Una columna de opinión permite opinar pero yo intento que esta sea, en lo posible, informativa, que no necesariamente significa noticiosa.
Por el tiempo transcurrido —medio siglo— el tema del Che Guevara tira más a la historia que a la noticia pero, a contrapelo de lo que muchos opinan, siempre hay algo nuevo. Lo último que se publicó, por ejemplo, es que el agente de la CIA que coordinó labores con el gobierno boliviano hace cincuenta años, Félix Rodríguez, reveló que Washington quería vivo al Che. No sé cuánto habrá costado la entrevista, porque el exagente suele cobrar a los medios que lo ubican, pero sí sé que esta vez no está mintiendo. Un boliviano, Guido Roberto Peredo Montaño, tuvo acceso a documentos desclasificados de la CIA que confirman la versión de Rodríguez. Todo indica que el gobierno de Estados Unidos sabía que, si se mataba al Che, se lo iba a convertir en un ídolo, en un icono de la revolución que se buscaba destruir, pero el de Barrientos desoyó toda exhortación en ese sentido y prefirió liquidar al famoso guerrillero al que había capturado vivo.

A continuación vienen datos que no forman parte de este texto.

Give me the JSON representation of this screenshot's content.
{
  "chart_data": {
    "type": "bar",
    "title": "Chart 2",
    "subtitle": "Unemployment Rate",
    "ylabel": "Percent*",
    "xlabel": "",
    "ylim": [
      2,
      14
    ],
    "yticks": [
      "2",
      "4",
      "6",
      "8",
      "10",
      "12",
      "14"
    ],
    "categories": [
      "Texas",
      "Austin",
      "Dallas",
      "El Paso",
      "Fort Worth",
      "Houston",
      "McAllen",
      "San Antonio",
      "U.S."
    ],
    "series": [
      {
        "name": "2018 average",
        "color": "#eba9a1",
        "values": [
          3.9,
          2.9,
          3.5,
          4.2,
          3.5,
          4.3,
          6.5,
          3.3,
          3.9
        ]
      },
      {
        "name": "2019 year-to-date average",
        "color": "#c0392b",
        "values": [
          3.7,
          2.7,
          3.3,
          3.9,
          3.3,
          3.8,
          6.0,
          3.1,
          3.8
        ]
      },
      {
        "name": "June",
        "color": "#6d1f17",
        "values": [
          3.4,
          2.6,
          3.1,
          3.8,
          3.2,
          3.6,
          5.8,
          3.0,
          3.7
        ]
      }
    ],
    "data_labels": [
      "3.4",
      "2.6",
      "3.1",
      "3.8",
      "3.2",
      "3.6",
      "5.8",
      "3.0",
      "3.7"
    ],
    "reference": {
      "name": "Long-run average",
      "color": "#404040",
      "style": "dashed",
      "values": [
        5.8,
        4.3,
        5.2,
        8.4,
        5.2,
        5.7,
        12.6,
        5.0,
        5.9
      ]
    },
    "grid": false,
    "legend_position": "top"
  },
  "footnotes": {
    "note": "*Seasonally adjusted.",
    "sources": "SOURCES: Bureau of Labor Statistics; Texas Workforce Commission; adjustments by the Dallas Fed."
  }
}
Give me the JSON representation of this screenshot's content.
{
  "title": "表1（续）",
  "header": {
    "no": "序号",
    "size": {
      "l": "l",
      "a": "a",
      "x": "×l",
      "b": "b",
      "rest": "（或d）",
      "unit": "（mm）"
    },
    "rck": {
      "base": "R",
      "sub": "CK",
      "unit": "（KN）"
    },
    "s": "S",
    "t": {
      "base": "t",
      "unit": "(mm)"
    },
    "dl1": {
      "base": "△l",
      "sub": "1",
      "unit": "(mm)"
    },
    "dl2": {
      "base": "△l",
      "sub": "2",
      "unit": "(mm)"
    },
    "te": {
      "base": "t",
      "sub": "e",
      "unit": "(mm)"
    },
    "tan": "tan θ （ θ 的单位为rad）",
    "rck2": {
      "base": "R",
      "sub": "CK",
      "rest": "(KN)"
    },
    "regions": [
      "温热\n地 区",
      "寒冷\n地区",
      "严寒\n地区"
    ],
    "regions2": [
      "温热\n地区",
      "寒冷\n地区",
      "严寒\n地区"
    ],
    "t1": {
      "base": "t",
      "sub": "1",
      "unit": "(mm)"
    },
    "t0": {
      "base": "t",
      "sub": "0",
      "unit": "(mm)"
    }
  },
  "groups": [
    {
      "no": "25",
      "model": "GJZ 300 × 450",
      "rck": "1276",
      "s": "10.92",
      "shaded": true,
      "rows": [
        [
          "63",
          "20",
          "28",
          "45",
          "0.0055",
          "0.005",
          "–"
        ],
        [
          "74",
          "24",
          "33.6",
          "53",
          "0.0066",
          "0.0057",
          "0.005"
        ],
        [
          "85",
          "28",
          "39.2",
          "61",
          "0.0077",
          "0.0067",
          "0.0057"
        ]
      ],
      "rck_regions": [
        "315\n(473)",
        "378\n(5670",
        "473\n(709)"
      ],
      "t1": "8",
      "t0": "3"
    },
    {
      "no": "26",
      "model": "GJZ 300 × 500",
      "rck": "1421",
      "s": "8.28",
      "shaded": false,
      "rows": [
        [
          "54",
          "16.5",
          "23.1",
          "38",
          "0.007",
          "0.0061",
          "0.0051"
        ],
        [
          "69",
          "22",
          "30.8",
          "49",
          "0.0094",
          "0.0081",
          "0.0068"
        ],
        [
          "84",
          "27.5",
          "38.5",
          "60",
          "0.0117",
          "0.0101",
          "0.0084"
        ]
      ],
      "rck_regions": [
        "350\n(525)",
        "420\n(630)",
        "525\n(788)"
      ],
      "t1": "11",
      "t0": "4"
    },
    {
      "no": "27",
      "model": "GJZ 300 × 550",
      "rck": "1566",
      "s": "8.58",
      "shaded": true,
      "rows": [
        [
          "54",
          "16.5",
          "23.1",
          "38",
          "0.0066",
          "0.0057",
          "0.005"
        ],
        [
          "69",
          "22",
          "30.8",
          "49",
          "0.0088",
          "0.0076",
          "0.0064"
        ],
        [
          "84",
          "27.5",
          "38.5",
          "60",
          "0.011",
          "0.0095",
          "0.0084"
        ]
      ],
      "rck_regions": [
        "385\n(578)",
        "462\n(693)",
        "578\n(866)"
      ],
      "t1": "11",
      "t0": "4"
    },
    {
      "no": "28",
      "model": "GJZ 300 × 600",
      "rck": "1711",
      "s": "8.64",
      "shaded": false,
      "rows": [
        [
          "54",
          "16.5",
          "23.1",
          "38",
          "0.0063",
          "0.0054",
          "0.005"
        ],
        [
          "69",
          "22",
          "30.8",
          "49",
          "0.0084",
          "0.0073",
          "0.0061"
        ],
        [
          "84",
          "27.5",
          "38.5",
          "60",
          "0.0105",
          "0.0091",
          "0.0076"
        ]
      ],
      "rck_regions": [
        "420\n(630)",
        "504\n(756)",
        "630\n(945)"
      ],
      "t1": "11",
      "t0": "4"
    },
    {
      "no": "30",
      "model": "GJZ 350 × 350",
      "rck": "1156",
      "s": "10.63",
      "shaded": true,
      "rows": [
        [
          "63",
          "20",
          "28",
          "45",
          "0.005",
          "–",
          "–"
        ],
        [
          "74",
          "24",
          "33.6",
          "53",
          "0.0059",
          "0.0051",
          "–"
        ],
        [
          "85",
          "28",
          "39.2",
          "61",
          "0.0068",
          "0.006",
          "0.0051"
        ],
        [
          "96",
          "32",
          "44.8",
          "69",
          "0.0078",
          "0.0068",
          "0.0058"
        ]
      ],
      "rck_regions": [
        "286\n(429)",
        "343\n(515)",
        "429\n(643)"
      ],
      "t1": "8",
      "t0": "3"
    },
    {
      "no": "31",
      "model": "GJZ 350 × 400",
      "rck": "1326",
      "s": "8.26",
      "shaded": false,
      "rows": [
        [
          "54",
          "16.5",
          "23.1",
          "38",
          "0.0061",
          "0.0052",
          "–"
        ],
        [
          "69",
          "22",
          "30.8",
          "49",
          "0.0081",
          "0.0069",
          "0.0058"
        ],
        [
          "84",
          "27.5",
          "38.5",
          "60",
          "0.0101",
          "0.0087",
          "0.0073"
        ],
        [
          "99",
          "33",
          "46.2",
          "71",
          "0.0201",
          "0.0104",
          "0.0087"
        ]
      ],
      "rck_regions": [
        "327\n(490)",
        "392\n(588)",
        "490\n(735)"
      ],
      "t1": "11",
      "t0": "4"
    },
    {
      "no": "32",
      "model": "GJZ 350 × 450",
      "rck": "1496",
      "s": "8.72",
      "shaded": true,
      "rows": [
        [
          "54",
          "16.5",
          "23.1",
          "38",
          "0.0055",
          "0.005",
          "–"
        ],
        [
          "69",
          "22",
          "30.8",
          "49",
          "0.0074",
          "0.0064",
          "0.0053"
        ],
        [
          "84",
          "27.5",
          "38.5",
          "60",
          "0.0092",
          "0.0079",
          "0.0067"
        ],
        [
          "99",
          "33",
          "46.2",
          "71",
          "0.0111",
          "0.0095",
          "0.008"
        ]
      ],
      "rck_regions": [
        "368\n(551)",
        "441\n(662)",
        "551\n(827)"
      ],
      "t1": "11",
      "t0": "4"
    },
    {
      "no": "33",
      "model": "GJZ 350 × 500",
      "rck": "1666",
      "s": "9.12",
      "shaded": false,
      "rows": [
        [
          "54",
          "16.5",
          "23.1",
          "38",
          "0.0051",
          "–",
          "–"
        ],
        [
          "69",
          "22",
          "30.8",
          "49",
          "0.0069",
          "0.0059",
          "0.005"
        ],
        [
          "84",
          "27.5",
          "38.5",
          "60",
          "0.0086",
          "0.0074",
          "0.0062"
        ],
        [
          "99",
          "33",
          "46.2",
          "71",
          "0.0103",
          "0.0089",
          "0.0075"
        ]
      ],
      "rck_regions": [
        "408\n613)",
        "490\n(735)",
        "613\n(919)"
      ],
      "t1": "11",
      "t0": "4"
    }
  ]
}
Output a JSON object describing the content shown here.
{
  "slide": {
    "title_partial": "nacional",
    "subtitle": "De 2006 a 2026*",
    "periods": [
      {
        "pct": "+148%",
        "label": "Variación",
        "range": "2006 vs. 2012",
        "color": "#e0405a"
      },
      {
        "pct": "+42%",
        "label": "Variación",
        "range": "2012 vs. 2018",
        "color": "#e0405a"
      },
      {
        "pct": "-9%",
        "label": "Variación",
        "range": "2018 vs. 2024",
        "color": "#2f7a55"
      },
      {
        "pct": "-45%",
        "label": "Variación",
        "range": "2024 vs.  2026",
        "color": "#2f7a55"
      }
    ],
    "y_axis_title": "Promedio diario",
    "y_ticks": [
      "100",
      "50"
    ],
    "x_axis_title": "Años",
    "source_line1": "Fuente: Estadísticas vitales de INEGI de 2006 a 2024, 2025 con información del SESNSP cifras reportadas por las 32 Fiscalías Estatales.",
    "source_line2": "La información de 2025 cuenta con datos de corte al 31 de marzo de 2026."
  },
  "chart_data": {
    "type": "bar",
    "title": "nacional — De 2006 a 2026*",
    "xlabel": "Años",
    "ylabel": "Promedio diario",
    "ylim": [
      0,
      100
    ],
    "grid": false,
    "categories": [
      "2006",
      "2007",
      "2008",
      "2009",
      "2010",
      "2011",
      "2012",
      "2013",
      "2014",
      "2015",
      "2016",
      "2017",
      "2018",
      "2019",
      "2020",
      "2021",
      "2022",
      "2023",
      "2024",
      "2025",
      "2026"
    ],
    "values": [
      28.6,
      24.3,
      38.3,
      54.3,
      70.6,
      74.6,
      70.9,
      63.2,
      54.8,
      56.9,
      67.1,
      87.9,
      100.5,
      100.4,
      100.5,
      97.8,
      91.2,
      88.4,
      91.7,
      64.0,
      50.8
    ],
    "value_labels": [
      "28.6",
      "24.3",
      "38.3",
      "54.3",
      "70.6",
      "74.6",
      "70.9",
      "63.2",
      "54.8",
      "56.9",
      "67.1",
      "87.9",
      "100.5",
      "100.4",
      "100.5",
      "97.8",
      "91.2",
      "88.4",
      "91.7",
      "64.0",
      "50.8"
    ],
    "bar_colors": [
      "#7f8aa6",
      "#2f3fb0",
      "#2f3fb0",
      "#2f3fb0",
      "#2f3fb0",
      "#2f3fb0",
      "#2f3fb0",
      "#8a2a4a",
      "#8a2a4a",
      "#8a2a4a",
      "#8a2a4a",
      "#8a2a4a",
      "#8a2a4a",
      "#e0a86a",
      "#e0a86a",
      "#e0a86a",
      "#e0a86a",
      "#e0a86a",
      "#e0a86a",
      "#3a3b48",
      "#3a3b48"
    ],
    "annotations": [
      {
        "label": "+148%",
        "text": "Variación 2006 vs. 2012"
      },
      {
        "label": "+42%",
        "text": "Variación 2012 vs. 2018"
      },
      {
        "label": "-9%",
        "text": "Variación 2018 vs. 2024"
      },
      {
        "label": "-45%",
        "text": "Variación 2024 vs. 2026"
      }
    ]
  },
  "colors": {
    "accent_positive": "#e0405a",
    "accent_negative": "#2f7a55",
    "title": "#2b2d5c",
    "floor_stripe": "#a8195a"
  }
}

Ese es un tema importante ya que permite debatir sobre cuestiones de soberanía e injerencia que son claves cuando se habla de una “invasión extranjera”.
Yo estudié la muerte del Che porque recibí el encargo periodístico de encontrar a su asesino, al verdadero, al que le disparó en el cuartucho de la escuelita de La Higuera. Por razones incomprensibles, el presidente Evo Morales endilgó primero ese hecho a Gary Prado Salmón, con el que el gobierno se ensañó judicialmente, y recientemente dijo que el asesino fue Félix Rodríguez. No entiendo cómo es que en el gobierno no existen estudiosos de la historia que le expliquen cómo sucedieron las cosas. Yo encontré al asesino del Che junto a un colega español, Ildefonso Olmedo, y llegué a la conclusión de que el ejecutor, Mario Terán Salazar, no solo actuó por seguir órdenes sino que tuvo razones personales para liquidar a Guevara. Con ese trabajo aprendí un poco más de ese episodio de nuestra historia. Hallé al asesino y escribí sobre eso junto a Ildefonso. Publicamos lo que vimos, escuchamos y encontramos. No opinamos ni tomamos partido.
Escribo sobre la muerte del Che, no sobre la pre y post guerrilla, porque conozco el tema. Escribo como observador, no como acusador ni defensor. No insistan en arrastrarme a sus odios.
(*) Juan José Toro es Premio Nacional en Historia del Periodismo.